Retrouver sa féminité
Ce projet vise à améliorer la qualité de vie de la patiente après la mastectomie et à la préparer à une reconstruction.  Agnès Arquillière, socio-esthéticienne, travaille déjà au centre Léon Bérard et fait découvrir aux malades le plaisir d’un soin esthétique, d’une manucure, d’un massage. Elle a pu apprécier les bienfaits psychologiques de cette approche non médicale.

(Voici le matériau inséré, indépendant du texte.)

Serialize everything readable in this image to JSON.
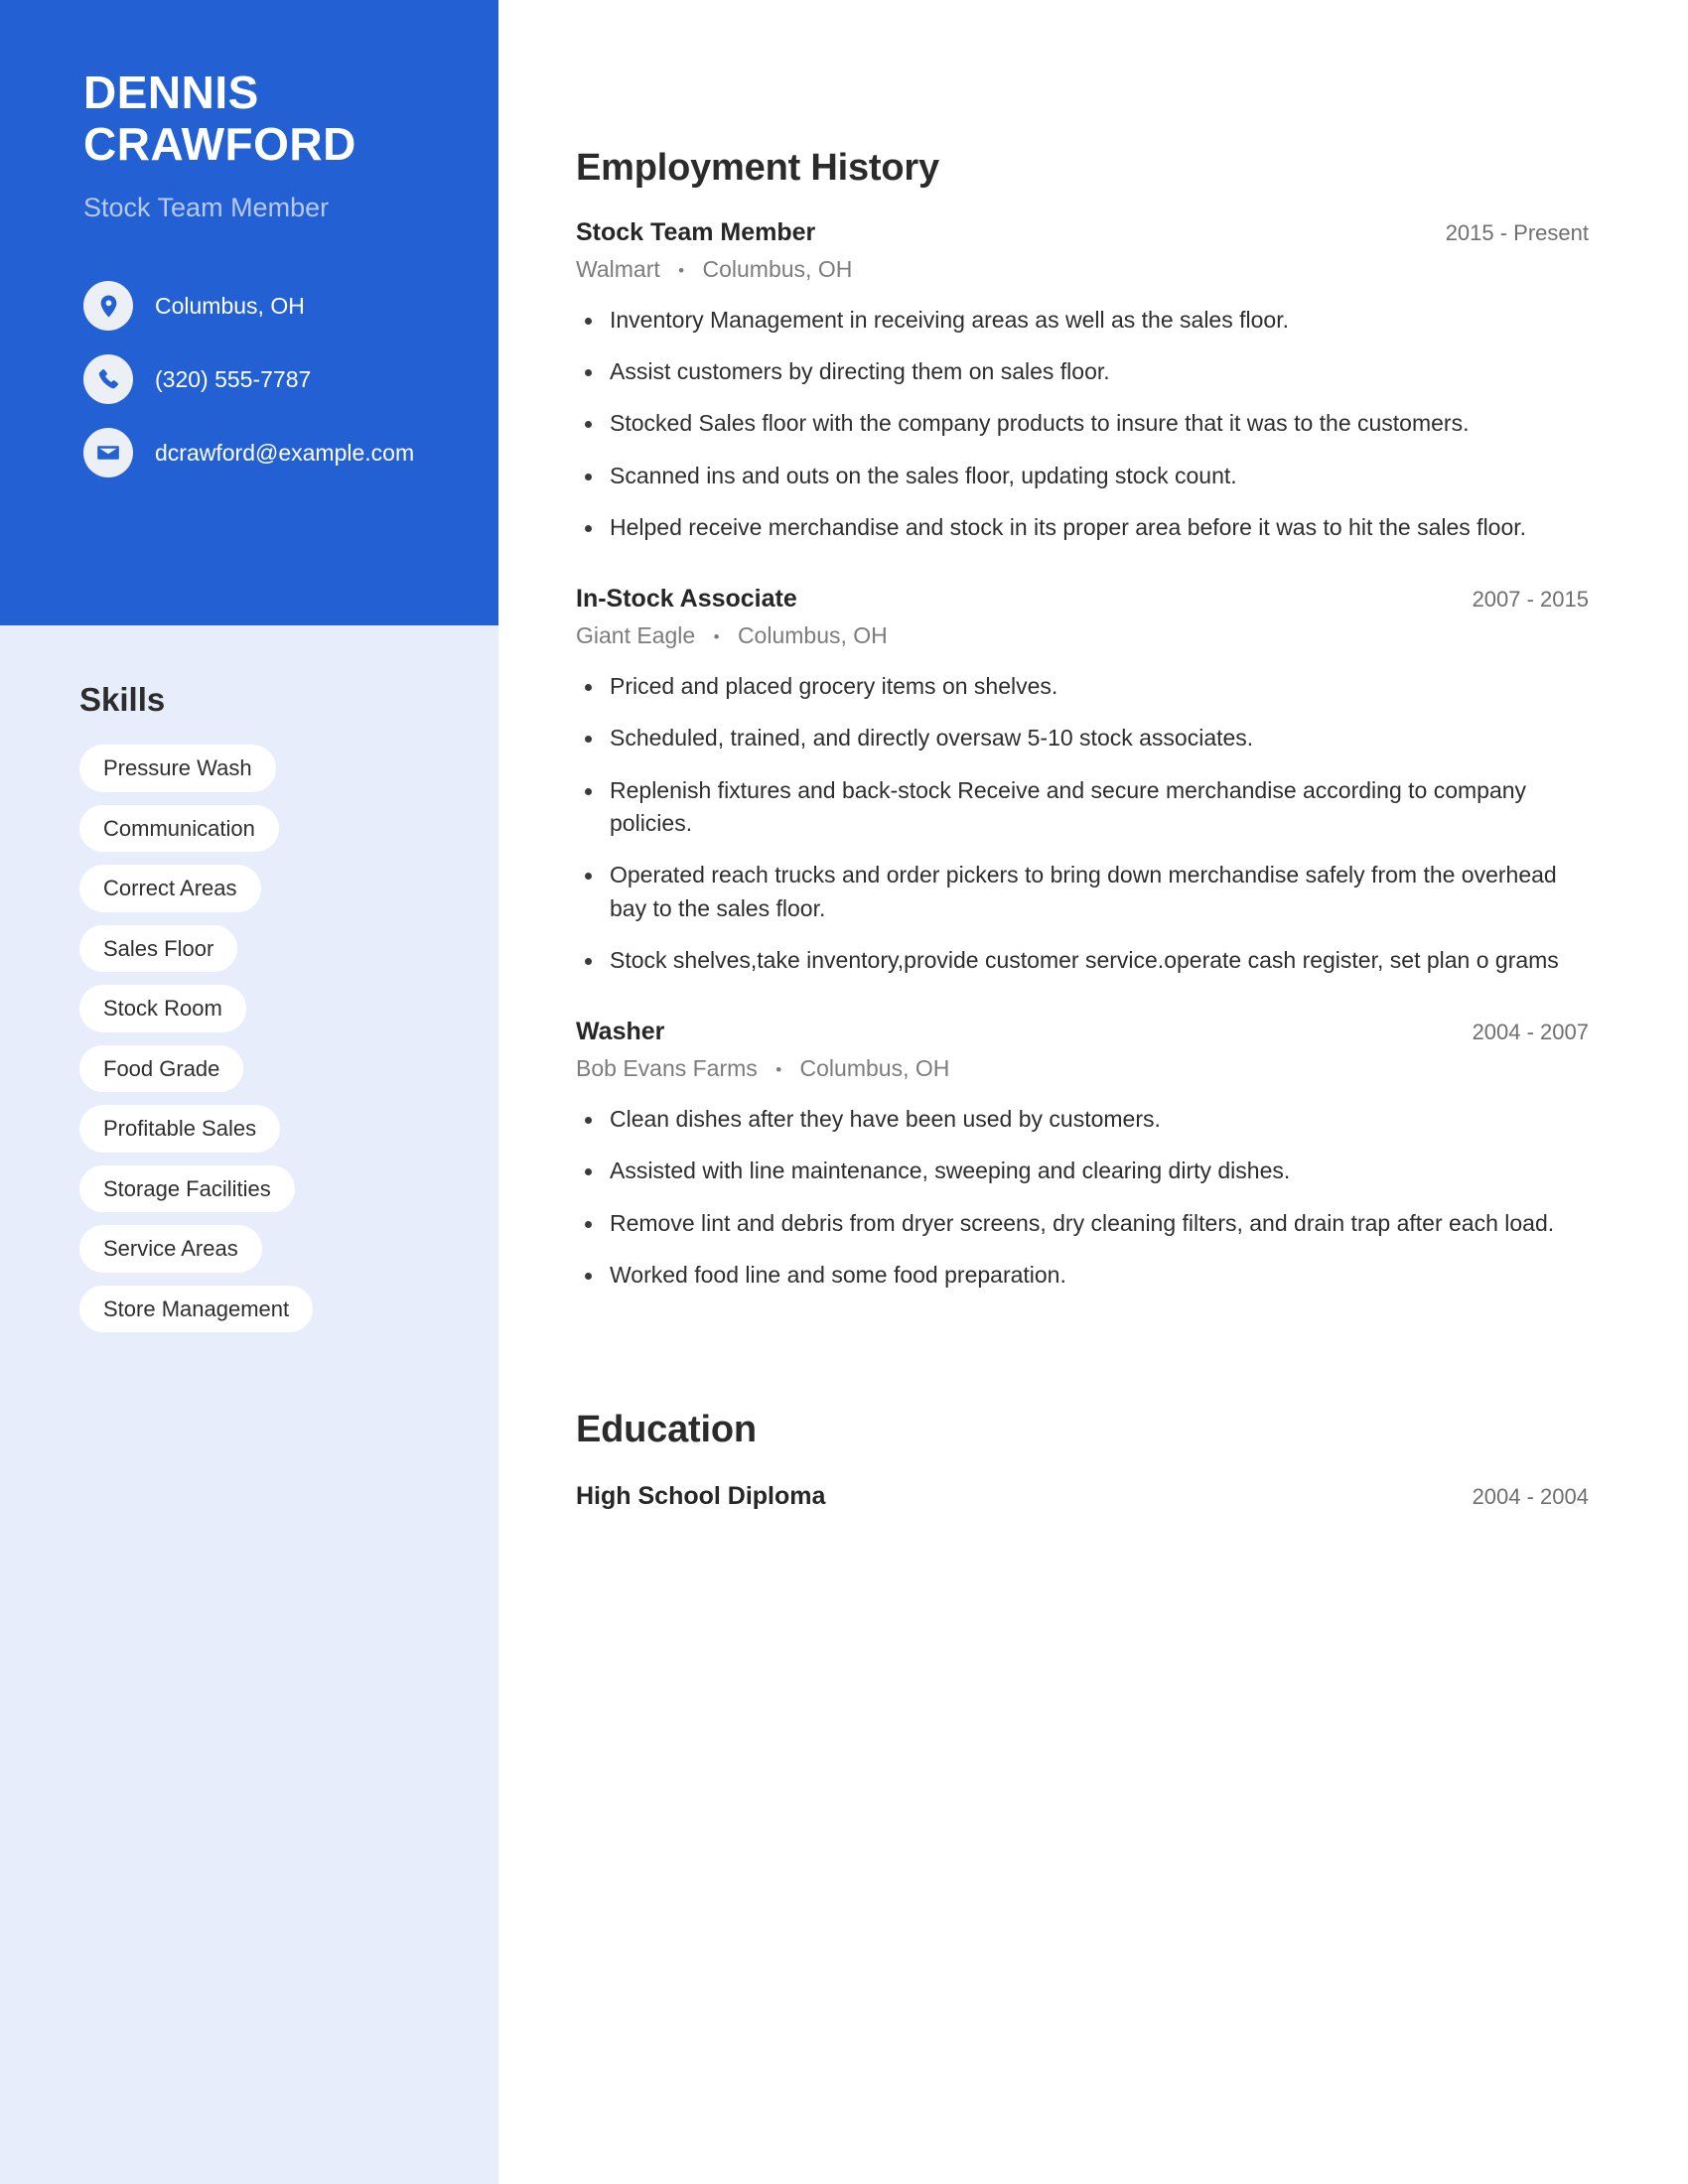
{
  "colors": {
    "header_blue": "#2260d3",
    "sidebar_light": "#e7edfa",
    "pill_white": "#ffffff",
    "subtitle_blue": "#b7c9ef",
    "body_text": "#2e2e2e",
    "muted_text": "#7c7c7c"
  },
  "sidebar": {
    "name_first": "DENNIS",
    "name_last": "CRAWFORD",
    "job_title": "Stock Team Member",
    "contact": [
      {
        "icon": "location-pin-icon",
        "value": "Columbus, OH"
      },
      {
        "icon": "phone-icon",
        "value": "(320) 555-7787"
      },
      {
        "icon": "envelope-icon",
        "value": "dcrawford@example.com"
      }
    ],
    "skills_heading": "Skills",
    "skills": [
      "Pressure Wash",
      "Communication",
      "Correct Areas",
      "Sales Floor",
      "Stock Room",
      "Food Grade",
      "Profitable Sales",
      "Storage Facilities",
      "Service Areas",
      "Store Management"
    ]
  },
  "main": {
    "employment_heading": "Employment History",
    "separator": "•",
    "jobs": [
      {
        "role": "Stock Team Member",
        "dates": "2015 - Present",
        "company": "Walmart",
        "location": "Columbus, OH",
        "bullets": [
          "Inventory Management in receiving areas as well as the sales floor.",
          "Assist customers by directing them on sales floor.",
          "Stocked Sales floor with the company products to insure that it was to the customers.",
          "Scanned ins and outs on the sales floor, updating stock count.",
          "Helped receive merchandise and stock in its proper area before it was to hit the sales floor."
        ]
      },
      {
        "role": "In-Stock Associate",
        "dates": "2007 - 2015",
        "company": "Giant Eagle",
        "location": "Columbus, OH",
        "bullets": [
          "Priced and placed grocery items on shelves.",
          "Scheduled, trained, and directly oversaw 5-10 stock associates.",
          "Replenish fixtures and back-stock Receive and secure merchandise according to company policies.",
          "Operated reach trucks and order pickers to bring down merchandise safely from the overhead bay to the sales floor.",
          "Stock shelves,take inventory,provide customer service.operate cash register, set plan o grams"
        ]
      },
      {
        "role": "Washer",
        "dates": "2004 - 2007",
        "company": "Bob Evans Farms",
        "location": "Columbus, OH",
        "bullets": [
          "Clean dishes after they have been used by customers.",
          "Assisted with line maintenance, sweeping and clearing dirty dishes.",
          "Remove lint and debris from dryer screens, dry cleaning filters, and drain trap after each load.",
          "Worked food line and some food preparation."
        ]
      }
    ],
    "education_heading": "Education",
    "education": [
      {
        "degree": "High School Diploma",
        "dates": "2004 - 2004"
      }
    ]
  }
}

Consciente que l’acceptation de l’ablation du sein est difficile, elle a bâti en collaboration avec la directrice des soins infirmiers du centre Léon Bérard, Anny Talon et l’équipe médicale du Professeur Delay, chirurgien plasticien, le service de sénologie,  le projet baptisé « sein social » qui repose sur une étude menée auprès de 45 patientes mastectomisées qui ont volontairement suivi 5 séances de soins socio-esthétiques de 1 heure 30 et répondu au fil des séances à un questionnaire. Il apparait clairement que les femmes apprenant à poser un maquillage correcteur, à pratiquer des soins du buste retrouvaient leur féminité, étaient plus attentive à leur corps, redécouvraient le plaisir de s’occuper d’elle avec empathie, arrivaient à faire le deuil du sein perdu et envisageaient une reconstruction. Ce projet poursuit plusieurs objectifs : aider la personne à réinvestir sa vie familiale, sociale, professionnelle ;  augmenter la phase de reconstruction, prévenir les risques de complications et induire une réduction du coût global de l’hospitalisation.   
     

Là où le bât blesse, c’est le financement du projet. Les fonds de Léon Bérard sont exclusivement attribués à des initiatives thérapeutiques et en ces périodes d’économies drastiques exigées par l’état, l’exception n’est même pas envisageable. Il ne reste plus que l’appel à des fonds extérieurs. Anny Talon sollicite d’ores et déjà divers sociétés et associations pour trouver  environ 22 000 euros pour financer  le poste pendant 18 mois.